The images are OCR'd and the text extract is stored in a dict
by the code below -
data_dict = {}
for i in os.listdir(images):
if str(i[1]) != '_':
k = str(i[:2]) # Get first two characters of image name and use as 'key'
else:
k = str(i[:1]) # Get first character of image name and use 'key'
# Intiates a list for each key and allows storing multiple entries
data_dict.setdefault(k, [])
data_dict[k].append(pytesseract.image_to_string(i))
The code performs as expected.
The images can have varying numbers in their name ranging from 1 to 99.
Can this be reduced to a dictionary comprehension
?
Yes. Here's one way, but I wouldn't recommend it:
{k: d.setdefault(k, []).append(pytesseract.image_to_string(i)) or d[k]
for d in [{}]
for k, i in ((i.split('_')[0], i) for i in names)}
That might be as clean as I can make it, and it's still bad.
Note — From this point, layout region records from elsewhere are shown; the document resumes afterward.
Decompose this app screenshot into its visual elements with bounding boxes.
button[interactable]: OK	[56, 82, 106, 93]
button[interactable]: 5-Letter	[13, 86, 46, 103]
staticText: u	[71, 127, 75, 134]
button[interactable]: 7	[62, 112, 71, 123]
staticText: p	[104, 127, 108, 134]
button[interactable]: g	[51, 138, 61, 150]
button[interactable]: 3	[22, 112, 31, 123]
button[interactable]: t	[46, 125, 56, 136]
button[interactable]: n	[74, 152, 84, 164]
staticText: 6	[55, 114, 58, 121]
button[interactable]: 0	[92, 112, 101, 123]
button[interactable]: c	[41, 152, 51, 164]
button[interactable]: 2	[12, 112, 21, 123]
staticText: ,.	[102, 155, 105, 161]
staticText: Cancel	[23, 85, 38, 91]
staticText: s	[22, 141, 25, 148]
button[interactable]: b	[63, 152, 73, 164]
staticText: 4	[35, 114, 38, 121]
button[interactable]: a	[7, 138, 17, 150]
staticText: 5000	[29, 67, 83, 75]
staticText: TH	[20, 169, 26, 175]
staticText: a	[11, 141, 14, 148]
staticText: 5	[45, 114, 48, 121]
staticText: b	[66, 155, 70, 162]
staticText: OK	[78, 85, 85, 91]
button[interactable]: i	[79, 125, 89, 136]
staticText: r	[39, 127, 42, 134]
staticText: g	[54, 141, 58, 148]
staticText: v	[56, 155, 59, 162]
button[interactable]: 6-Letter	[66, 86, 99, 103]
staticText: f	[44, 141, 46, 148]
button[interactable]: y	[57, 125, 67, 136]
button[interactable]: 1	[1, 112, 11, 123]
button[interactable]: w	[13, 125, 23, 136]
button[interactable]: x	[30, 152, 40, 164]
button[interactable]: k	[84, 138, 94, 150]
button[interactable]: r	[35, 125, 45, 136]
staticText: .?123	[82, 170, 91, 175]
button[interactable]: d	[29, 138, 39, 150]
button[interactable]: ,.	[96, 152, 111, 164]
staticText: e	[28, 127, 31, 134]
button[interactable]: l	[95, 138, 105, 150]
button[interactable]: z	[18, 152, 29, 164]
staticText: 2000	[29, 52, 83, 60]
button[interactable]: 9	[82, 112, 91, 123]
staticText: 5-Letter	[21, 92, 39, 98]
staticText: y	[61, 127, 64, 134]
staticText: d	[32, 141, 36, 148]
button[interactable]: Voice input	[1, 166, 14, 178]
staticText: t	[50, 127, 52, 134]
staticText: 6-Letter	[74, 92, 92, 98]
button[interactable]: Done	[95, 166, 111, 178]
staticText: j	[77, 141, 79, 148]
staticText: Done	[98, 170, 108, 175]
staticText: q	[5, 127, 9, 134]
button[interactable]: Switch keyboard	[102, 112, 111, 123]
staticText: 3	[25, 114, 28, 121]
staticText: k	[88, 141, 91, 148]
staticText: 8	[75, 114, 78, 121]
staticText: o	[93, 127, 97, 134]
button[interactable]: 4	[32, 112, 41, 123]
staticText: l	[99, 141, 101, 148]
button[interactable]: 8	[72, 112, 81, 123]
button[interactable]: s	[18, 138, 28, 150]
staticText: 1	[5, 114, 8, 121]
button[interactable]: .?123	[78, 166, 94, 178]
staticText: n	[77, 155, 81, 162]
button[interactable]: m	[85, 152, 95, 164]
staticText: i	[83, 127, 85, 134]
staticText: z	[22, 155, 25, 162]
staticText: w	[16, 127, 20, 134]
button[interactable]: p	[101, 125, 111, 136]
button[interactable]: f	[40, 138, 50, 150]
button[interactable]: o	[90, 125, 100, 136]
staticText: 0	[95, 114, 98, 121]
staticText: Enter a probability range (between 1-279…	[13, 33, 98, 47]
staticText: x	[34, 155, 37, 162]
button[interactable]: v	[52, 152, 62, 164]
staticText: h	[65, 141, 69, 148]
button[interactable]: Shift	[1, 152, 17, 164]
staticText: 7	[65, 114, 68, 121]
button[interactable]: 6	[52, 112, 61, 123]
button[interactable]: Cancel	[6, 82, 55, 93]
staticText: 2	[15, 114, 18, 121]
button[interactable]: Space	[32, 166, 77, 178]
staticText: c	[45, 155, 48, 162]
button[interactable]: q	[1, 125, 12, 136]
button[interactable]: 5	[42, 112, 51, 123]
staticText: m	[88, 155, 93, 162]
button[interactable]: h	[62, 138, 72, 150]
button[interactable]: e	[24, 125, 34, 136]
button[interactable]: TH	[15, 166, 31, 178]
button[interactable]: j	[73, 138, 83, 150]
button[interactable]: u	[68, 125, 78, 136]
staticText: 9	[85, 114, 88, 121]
Better use a normal loop, especially a clean one like Dennis's.
Slight variation (if I do the abuse once, I might as well do it twice):
{k: d.setdefault(k, []).append(pytesseract_image_to_string(i)) or d[k]
for d in [{}]
for i in names
for k in i.split('_')[:1]}
Edit: kaya3 now posted a good one using a dict comprehension. I'd recommend that over mine as well. Mine are really just the dirty results of me being like "Someone said it can't be done? Challenge accepted!".